Rush Limbaugh said the Edwardses were turning their eyes to the campaign when they instead should turn their eyes to God. Katie Couric, in a 60 Minutes interview, accused Edwards of mining his wife's condition for sympathy votes.
"Even those who may be very empathetic to what you all are facing might question your ability to run the country at the same time you're dealing with a major health crisis in your family," Couric told Edwards.
And in Time magazine, columnist Jay Carney wrote that "surely many average Americans have to be wondering at what point the candidate will decide that his duties as husband and father to three children, including a 6- and 8-year-old, trump his duty to his country and the cause of winning the White House."
Edwards is a man; he is also a liberal. Yet, he faced the same questioning and second-guessing that Palin is now undergoing.
Why? Because human beings are drawn to human stories, and the media have an economic incentive to tell those stories, regardless of political bent.
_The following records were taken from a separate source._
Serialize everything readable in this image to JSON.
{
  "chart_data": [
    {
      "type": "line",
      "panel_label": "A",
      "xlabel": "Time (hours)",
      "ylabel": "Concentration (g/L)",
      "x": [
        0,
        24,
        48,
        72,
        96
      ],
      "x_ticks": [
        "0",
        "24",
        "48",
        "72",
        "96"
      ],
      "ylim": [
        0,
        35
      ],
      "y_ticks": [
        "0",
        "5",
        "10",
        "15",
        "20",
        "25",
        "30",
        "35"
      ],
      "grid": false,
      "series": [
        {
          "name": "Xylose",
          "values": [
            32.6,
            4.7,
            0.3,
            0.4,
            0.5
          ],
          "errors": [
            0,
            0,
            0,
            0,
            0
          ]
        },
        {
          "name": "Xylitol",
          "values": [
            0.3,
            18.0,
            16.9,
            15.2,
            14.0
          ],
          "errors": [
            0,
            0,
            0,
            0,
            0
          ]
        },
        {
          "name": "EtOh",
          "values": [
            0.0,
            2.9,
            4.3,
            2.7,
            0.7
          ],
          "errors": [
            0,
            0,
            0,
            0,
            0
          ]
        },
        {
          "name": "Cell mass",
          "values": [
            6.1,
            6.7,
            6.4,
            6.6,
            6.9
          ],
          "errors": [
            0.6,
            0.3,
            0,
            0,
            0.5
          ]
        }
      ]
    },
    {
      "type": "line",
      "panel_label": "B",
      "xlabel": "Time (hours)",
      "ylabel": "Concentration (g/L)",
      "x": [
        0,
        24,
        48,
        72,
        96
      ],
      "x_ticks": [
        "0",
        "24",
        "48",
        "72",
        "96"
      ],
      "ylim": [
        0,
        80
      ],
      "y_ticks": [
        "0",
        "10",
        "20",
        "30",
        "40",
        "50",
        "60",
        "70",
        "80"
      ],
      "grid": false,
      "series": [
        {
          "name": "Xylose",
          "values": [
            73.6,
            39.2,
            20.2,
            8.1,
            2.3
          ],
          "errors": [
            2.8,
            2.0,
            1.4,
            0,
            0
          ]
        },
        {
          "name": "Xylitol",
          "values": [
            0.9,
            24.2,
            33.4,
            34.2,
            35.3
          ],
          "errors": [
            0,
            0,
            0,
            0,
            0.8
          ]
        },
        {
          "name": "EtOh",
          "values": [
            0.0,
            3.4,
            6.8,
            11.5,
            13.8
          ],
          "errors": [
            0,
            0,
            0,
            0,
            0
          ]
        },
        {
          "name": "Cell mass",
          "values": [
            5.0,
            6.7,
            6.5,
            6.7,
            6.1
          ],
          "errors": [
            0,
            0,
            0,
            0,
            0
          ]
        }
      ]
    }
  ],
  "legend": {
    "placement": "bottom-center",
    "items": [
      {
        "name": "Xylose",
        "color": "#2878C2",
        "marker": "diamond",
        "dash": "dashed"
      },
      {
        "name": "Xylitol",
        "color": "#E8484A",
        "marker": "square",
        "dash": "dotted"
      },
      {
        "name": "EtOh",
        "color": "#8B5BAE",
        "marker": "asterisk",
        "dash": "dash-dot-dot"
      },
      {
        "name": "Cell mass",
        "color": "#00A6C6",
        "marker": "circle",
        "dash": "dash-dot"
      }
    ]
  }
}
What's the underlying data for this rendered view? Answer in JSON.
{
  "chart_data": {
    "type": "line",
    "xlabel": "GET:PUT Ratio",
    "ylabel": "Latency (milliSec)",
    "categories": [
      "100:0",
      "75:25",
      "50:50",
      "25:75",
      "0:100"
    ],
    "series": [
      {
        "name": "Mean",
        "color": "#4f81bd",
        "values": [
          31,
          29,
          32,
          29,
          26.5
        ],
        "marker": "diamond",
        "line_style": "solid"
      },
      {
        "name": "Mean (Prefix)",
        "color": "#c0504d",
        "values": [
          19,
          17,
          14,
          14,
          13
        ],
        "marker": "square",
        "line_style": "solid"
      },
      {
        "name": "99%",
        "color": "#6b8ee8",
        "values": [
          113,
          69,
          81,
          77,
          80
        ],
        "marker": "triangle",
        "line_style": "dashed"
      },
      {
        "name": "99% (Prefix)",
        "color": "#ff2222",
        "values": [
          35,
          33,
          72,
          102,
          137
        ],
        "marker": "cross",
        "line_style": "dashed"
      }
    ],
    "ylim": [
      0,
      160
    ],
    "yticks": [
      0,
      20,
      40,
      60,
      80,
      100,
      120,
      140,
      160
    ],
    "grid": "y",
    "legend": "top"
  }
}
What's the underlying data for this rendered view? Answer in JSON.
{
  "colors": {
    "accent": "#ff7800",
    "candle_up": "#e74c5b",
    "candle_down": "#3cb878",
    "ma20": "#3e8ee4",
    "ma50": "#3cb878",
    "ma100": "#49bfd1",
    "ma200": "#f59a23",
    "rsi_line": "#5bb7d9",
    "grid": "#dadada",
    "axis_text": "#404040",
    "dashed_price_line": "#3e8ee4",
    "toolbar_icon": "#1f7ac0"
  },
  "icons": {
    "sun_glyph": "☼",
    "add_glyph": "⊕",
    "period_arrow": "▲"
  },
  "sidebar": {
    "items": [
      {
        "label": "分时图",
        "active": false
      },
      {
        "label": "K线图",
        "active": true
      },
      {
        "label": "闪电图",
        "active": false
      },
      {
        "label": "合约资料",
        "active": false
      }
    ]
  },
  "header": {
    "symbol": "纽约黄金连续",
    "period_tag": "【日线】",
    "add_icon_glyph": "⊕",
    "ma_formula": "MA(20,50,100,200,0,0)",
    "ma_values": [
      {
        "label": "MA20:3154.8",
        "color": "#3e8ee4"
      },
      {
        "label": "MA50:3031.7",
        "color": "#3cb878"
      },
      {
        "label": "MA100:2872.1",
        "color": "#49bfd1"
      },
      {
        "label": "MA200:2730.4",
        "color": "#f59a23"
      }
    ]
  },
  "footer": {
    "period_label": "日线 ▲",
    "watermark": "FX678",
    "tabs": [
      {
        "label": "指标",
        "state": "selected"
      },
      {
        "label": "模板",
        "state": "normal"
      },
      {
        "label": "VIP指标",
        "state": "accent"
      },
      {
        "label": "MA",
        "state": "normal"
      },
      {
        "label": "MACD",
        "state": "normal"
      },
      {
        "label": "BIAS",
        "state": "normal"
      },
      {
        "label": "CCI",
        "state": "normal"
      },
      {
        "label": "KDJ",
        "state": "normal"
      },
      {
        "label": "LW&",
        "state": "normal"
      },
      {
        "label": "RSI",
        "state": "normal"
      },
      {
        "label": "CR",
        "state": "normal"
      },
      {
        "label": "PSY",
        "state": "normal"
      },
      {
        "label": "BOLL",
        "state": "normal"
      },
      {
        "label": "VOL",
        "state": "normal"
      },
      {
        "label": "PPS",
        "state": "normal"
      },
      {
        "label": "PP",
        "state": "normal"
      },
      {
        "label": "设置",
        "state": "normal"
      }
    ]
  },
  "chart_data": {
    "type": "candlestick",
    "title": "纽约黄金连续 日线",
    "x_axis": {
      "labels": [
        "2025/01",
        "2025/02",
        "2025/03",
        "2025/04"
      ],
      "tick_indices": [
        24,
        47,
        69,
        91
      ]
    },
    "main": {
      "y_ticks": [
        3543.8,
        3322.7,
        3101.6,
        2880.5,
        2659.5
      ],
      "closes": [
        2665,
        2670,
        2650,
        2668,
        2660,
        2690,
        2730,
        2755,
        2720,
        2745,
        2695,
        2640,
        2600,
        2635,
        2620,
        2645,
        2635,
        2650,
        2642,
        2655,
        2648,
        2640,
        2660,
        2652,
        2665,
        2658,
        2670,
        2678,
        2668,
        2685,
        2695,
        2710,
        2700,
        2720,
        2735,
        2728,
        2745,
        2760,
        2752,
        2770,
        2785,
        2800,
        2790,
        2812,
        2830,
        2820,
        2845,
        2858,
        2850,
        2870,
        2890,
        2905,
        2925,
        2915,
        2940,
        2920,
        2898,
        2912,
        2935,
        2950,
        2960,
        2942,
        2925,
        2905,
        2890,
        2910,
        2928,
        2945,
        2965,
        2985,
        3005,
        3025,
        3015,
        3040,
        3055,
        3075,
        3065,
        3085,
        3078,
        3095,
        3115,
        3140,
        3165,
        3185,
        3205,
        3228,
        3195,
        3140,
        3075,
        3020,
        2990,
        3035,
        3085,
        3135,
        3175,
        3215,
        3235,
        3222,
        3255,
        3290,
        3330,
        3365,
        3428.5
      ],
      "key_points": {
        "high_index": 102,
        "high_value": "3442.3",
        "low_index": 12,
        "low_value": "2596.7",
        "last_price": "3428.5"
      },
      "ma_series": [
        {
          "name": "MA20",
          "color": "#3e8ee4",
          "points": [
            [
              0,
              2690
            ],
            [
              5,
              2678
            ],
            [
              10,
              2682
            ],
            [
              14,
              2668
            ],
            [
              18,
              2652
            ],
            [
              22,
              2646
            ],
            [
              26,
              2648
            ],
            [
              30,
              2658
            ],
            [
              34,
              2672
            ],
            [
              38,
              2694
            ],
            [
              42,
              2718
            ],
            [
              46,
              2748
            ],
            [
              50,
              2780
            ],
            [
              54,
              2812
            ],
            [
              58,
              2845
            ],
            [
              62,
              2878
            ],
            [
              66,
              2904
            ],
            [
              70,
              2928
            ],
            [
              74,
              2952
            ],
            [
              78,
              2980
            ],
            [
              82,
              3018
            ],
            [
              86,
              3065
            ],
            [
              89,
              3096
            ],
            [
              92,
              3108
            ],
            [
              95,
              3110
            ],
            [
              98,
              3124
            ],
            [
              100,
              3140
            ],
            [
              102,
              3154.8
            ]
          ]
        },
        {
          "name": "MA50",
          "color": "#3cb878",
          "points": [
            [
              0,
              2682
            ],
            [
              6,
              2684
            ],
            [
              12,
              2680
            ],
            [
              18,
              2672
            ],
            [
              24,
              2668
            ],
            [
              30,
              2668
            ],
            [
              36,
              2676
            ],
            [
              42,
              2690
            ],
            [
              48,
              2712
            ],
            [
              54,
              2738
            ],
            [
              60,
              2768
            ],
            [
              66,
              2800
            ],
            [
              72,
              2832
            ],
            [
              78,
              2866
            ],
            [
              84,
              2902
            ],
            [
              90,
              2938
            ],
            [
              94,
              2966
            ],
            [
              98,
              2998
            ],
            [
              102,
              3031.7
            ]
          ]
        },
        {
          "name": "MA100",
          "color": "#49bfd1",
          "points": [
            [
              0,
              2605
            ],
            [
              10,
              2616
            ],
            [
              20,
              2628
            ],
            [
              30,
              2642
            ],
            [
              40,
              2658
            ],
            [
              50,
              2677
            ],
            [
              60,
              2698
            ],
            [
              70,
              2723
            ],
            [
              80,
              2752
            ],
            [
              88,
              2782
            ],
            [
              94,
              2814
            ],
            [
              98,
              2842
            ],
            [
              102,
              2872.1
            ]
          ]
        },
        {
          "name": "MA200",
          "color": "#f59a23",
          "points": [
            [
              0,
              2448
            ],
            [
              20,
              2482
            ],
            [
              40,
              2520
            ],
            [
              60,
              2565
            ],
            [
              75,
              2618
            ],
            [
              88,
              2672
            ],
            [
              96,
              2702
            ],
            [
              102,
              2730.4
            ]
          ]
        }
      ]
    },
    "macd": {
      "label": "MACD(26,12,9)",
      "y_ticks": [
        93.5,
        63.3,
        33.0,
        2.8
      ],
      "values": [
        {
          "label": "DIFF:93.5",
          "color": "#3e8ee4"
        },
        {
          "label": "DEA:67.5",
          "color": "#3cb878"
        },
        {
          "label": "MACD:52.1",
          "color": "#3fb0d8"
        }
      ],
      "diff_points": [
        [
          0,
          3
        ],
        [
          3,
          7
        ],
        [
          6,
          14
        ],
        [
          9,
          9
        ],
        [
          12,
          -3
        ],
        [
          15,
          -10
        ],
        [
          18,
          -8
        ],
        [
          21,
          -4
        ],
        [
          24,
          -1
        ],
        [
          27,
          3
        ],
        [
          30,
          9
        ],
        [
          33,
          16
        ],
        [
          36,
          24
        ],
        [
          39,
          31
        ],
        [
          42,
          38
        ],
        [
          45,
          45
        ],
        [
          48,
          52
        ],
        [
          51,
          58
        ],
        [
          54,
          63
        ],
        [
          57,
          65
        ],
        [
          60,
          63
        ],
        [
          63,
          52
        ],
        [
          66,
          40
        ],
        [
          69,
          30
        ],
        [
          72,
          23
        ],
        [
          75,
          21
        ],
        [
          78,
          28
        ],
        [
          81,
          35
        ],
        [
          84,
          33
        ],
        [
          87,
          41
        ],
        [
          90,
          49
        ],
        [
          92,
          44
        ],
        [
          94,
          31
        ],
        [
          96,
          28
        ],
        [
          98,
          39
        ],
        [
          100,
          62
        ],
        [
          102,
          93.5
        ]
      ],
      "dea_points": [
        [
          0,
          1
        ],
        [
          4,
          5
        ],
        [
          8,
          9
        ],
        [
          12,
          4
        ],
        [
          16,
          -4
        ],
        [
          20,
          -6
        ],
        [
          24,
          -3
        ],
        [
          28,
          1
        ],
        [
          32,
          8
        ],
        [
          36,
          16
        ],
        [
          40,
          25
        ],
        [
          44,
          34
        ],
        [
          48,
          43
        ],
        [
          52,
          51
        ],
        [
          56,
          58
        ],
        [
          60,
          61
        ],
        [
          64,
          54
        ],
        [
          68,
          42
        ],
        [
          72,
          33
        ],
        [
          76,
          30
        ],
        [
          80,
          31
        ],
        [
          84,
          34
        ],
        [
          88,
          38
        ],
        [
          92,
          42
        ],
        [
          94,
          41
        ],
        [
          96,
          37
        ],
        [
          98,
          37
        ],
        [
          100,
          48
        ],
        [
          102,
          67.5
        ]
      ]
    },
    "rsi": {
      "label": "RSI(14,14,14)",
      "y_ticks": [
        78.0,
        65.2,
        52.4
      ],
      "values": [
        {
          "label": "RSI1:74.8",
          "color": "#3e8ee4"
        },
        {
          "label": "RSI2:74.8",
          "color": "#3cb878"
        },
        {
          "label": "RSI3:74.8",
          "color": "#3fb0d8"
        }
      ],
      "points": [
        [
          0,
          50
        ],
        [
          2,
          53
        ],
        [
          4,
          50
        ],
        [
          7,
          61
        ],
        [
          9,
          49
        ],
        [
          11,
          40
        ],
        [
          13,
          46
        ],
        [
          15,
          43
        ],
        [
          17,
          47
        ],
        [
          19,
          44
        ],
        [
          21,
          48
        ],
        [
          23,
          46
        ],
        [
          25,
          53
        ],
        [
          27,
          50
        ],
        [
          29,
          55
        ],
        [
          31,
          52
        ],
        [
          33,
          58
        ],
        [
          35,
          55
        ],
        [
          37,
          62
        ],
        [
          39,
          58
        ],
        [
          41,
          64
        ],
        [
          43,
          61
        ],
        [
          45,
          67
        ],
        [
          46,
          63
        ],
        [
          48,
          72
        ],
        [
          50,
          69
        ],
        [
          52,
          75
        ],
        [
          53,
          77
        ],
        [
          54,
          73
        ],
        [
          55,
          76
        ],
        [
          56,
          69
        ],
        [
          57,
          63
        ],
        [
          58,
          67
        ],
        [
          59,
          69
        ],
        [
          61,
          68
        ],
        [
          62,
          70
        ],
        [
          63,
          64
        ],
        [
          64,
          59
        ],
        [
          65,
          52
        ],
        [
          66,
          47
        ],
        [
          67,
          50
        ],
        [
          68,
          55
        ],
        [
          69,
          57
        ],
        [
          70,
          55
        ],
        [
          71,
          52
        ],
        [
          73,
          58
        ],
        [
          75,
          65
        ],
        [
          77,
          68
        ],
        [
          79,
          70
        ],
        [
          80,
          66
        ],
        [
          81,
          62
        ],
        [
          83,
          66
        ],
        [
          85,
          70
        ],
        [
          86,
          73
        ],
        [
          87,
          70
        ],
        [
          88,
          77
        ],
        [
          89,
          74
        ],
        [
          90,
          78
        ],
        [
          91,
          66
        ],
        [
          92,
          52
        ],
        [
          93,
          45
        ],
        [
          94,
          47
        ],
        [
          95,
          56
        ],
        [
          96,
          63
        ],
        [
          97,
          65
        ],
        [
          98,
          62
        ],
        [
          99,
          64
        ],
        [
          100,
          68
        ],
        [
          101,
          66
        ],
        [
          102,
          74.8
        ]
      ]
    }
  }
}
The McCain camp's complaint about a media "feeding frenzy" focused on Palin is even more precious.
McCain chose to introduce a totally unknown player to the national scene at a critical point in the campaign, and he did so by portraying her as a gun-toting mother of five, riding out of the wilds of Alaska like a female John Wayne to clean up Washington.
And they claim to be shocked at the "feeding frenzy" they set off? In the first hours after the announcement, TV reporters had so little information about Palin that they were reduced to reading off Wikipedia for information. Of course, the media descended on Alaska to try to fill in the gaps as quickly as possible.
The story the McCain camp peddled was so appealing that Palin even drew coverage from Us magazine, People and National Enquirer, outlets that would never have wasted ink on a Sen. Kay Bailey Hutchison or Sen. Tim Pawlenty. Their interest was human, not political.
The real reason Schmidt is angry is that the reporting has shown that so much of the original McCain narrative was untrue.
Palin was cast as a reformer who fought the infamous "Bridge to Nowhere." But in fact, she ran for governor in 2006 as a champion of the pork-barrel bridge and "opposed" it only after it was clear the project was dead.
We were told that Palin abhors earmarks, the special congressional appropriations that Alaska politicians have used to bleed billions from the American taxpayer. But it turns out Palin fought to get earmarks both as mayor and as governor, hiring lobbyists and going to Washington herself to bring them home.
It's not the media's fault that the cinematic story envisioned by McCain and his staff has fallen apart on closer inspection. They just didn't do their homework, and they got caught.